Hujan di bulan Desember membuka ingatan akan kalimat pujimu saat itu, di halte tempat kita memungut rindu setelah sehari tiada bersua kata dan suara.
Katamu, "Dik, biarkan rinai ini sebagai saksi bahwa aku akan seperti hujan yang mampu menyuburkan renjana dalam bidukmu."
Tentu aku tak ada keberanian menjawabnya, karena aku tidak punya hak atas jiwa dan tubuh ini.

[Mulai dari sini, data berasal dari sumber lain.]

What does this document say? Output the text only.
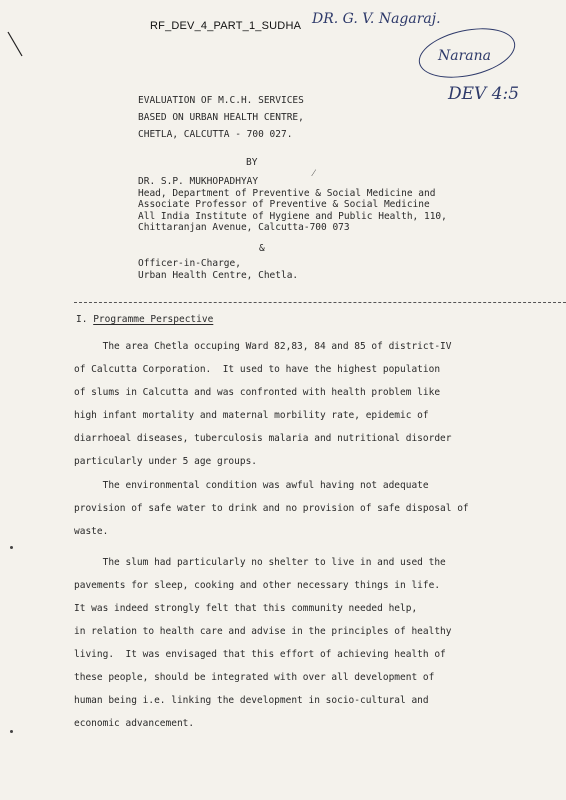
RF_DEV_4_PART_1_SUDHA DR. G. V. Nagaraj.
Narana
DEV 4:5
EVALUATION OF M.C.H. SERVICES
BASED ON URBAN HEALTH CENTRE,
CHETLA, CALCUTTA - 700 027.
BY
⁄
DR. S.P. MUKHOPADHYAY
Head, Department of Preventive & Social Medicine and
Associate Professor of Preventive & Social Medicine
All India Institute of Hygiene and Public Health, 110,
Chittaranjan Avenue, Calcutta-700 073
&
Officer-in-Charge,
Urban Health Centre, Chetla.
I. Programme Perspective
The area Chetla occuping Ward 82,83, 84 and 85 of district-IV
of Calcutta Corporation.  It used to have the highest population
of slums in Calcutta and was confronted with health problem like
high infant mortality and maternal morbility rate, epidemic of
diarrhoeal diseases, tuberculosis malaria and nutritional disorder
particularly under 5 age groups.
The environmental condition was awful having not adequate
provision of safe water to drink and no provision of safe disposal of
waste.
The slum had particularly no shelter to live in and used the
pavements for sleep, cooking and other necessary things in life.
It was indeed strongly felt that this community needed help,
in relation to health care and advise in the principles of healthy
living.  It was envisaged that this effort of achieving health of
these people, should be integrated with over all development of
human being i.e. linking the development in socio-cultural and
economic advancement.
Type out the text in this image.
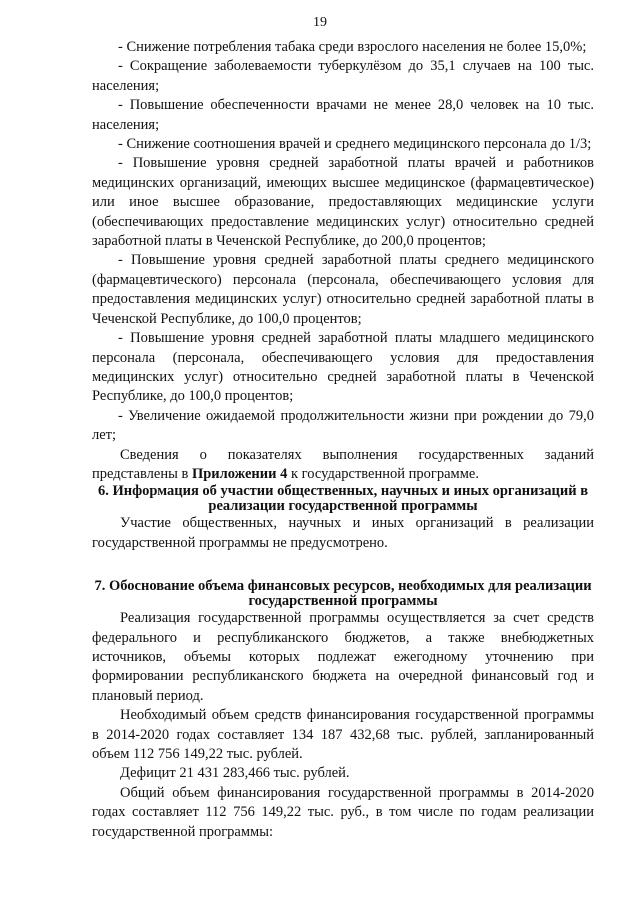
19

- Снижение потребления табака среди взрослого населения не более 15,0%;

- Сокращение заболеваемости туберкулёзом до 35,1 случаев на 100 тыс. населения;

- Повышение обеспеченности врачами не менее 28,0 человек на 10 тыс. населения;

- Снижение соотношения врачей и среднего медицинского персонала до 1/3;

- Повышение уровня средней заработной платы врачей и работников медицинских организаций, имеющих высшее медицинское (фармацевтическое) или иное высшее образование, предоставляющих медицинские услуги (обеспечивающих предоставление медицинских услуг) относительно средней заработной платы в Чеченской Республике, до 200,0 процентов;

- Повышение уровня средней заработной платы среднего медицинского (фармацевтического) персонала (персонала, обеспечивающего условия для предоставления медицинских услуг) относительно средней заработной платы в Чеченской Республике, до 100,0 процентов;

- Повышение уровня средней заработной платы младшего медицинского персонала (персонала, обеспечивающего условия для предоставления медицинских услуг) относительно средней заработной платы в Чеченской Республике, до 100,0 процентов;

- Увеличение ожидаемой продолжительности жизни при рождении до 79,0 лет;

Сведения о показателях выполнения государственных заданий представлены в Приложении 4 к государственной программе.

6. Информация об участии общественных, научных и иных организаций в реализации государственной программы

Участие общественных, научных и иных организаций в реализации государственной программы не предусмотрено.

7. Обоснование объема финансовых ресурсов, необходимых для реализации государственной программы

Реализация государственной программы осуществляется за счет средств федерального и республиканского бюджетов, а также внебюджетных источников, объемы которых подлежат ежегодному уточнению при формировании республиканского бюджета на очередной финансовый год и плановый период.

Необходимый объем средств финансирования государственной программы в 2014-2020 годах составляет 134 187 432,68 тыс. рублей, запланированный объем 112 756 149,22 тыс. рублей.

Дефицит 21 431 283,466 тыс. рублей.

Общий объем финансирования государственной программы в 2014-2020 годах составляет 112 756 149,22 тыс. руб., в том числе по годам реализации государственной программы:
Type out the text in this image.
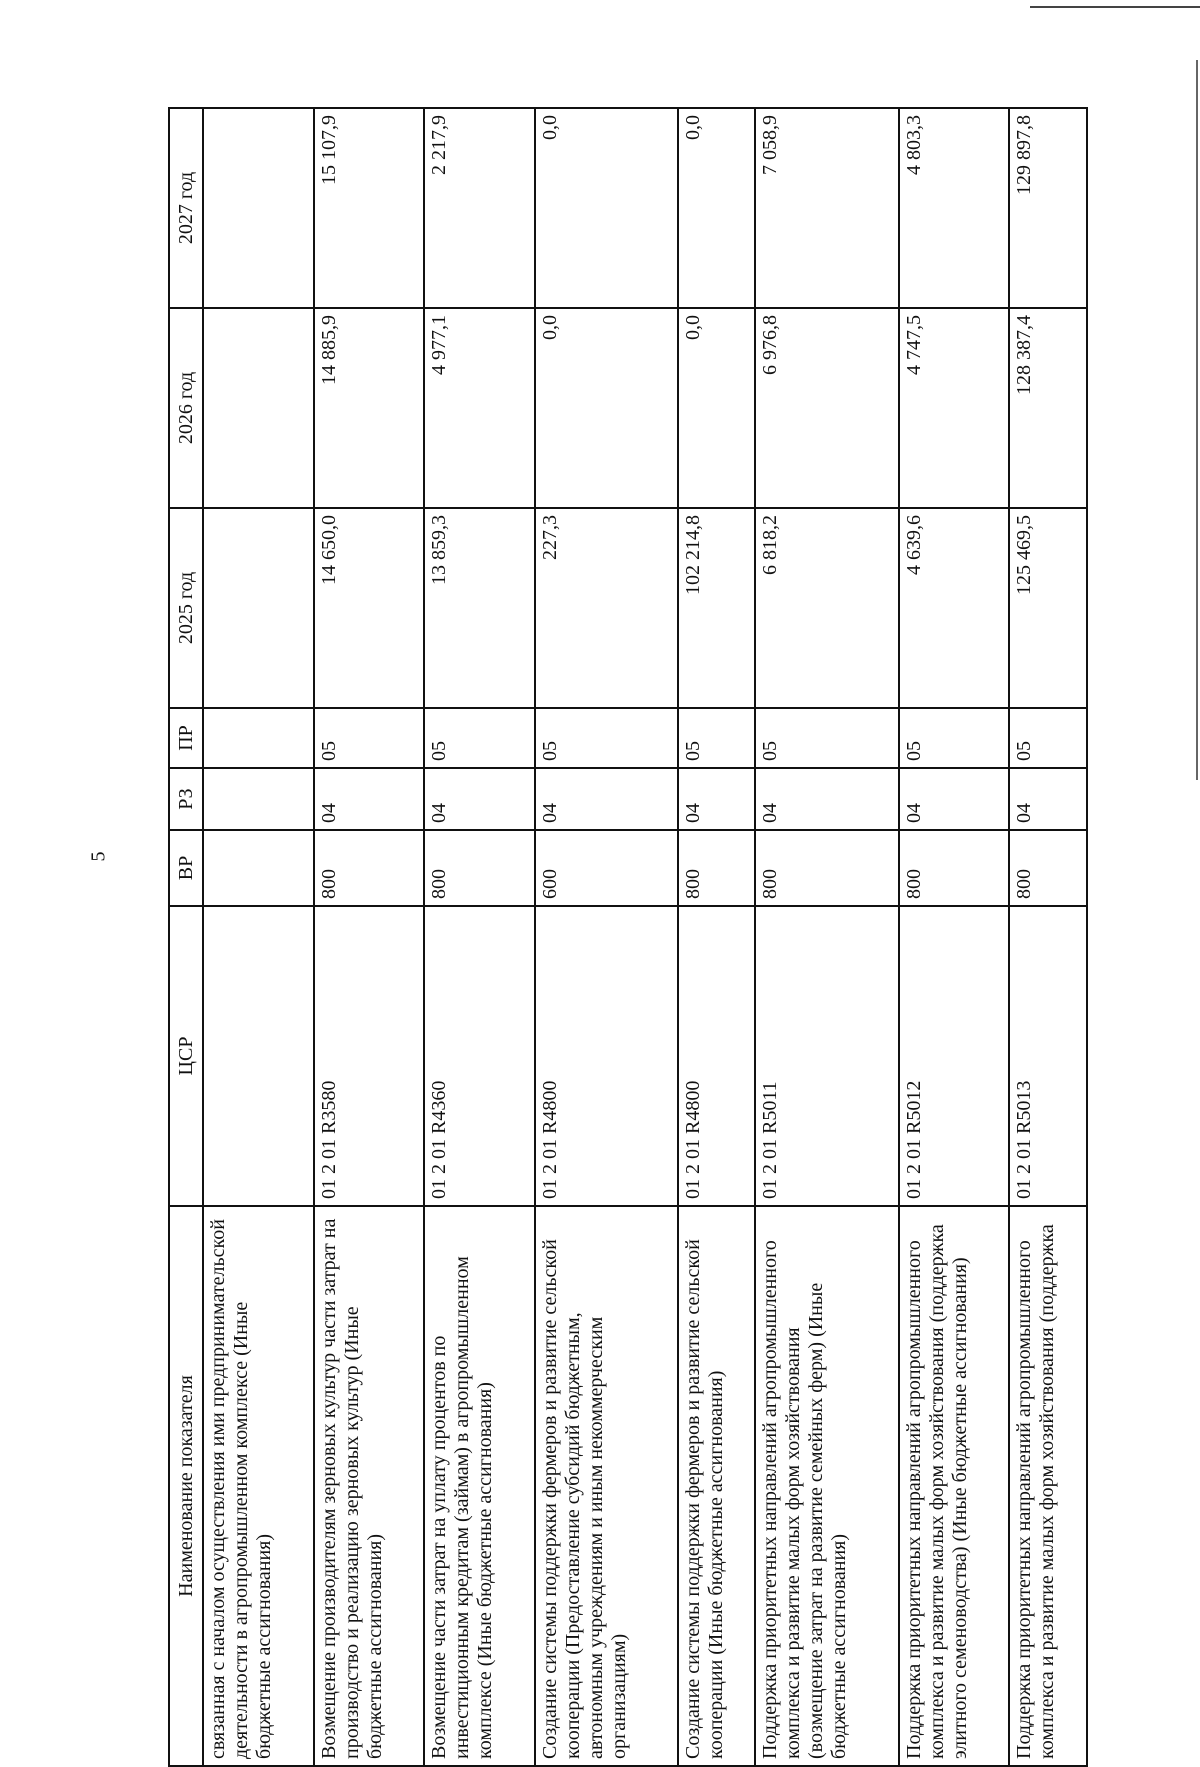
5
Наименование показателя	ЦСР	ВР	РЗ	ПР	2025 год	2026 год	2027 год
связанная с началом осуществления ими предпринимательской деятельности в агропромышленном комплексе (Иные бюджетные ассигнования)							
Возмещение производителям зерновых культур части затрат на производство и реализацию зерновых культур (Иные бюджетные ассигнования)	01 2 01 R3580	800	04	05	14 650,0	14 885,9	15 107,9
Возмещение части затрат на уплату процентов по инвестиционным кредитам (займам) в агропромышленном комплексе (Иные бюджетные ассигнования)	01 2 01 R4360	800	04	05	13 859,3	4 977,1	2 217,9
Создание системы поддержки фермеров и развитие сельской кооперации (Предоставление субсидий бюджетным, автономным учреждениям и иным некоммерческим организациям)	01 2 01 R4800	600	04	05	227,3	0,0	0,0
Создание системы поддержки фермеров и развитие сельской кооперации (Иные бюджетные ассигнования)	01 2 01 R4800	800	04	05	102 214,8	0,0	0,0
Поддержка приоритетных направлений агропромышленного комплекса и развитие малых форм хозяйствования (возмещение затрат на развитие семейных ферм) (Иные бюджетные ассигнования)	01 2 01 R5011	800	04	05	6 818,2	6 976,8	7 058,9
Поддержка приоритетных направлений агропромышленного комплекса и развитие малых форм хозяйствования (поддержка элитного семеноводства) (Иные бюджетные ассигнования)	01 2 01 R5012	800	04	05	4 639,6	4 747,5	4 803,3
Поддержка приоритетных направлений агропромышленного комплекса и развитие малых форм хозяйствования (поддержка	01 2 01 R5013	800	04	05	125 469,5	128 387,4	129 897,8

Ku katakan padamu, "Munajatkan pintamu kepada Sang Pemilik Hati ini, karena kepada-Nya lah segala laku hidup ini disandarkan."
Kau hanya memberi jawaban dengan senyum dan tatap mata keyakinan akan sebuah kepastian bahwa hujan ini akan benar-benar menjadi saksi takdirmu hari ini beserta harapanmu.
Hujan di bulan Desember ada kenang yang menggenang pada setiap derasnya, tentang sebuah ragu, haru, dan rindu, kadang tentang asa, rasa dan pinta.
Dan tanpa kau tahu aku pun menunggu hujan itu membasuh biduk renjanaku hingga bersemi anak-anak manis yang akan memintamu mengeja huruf-huruf kehidupan.
Hari ini, hujan di bulan Desember telah memberi saksi bahwa kaulah pilihan Tuhan yang akan menakhodai perahuku berlayar menuju baiti jannati.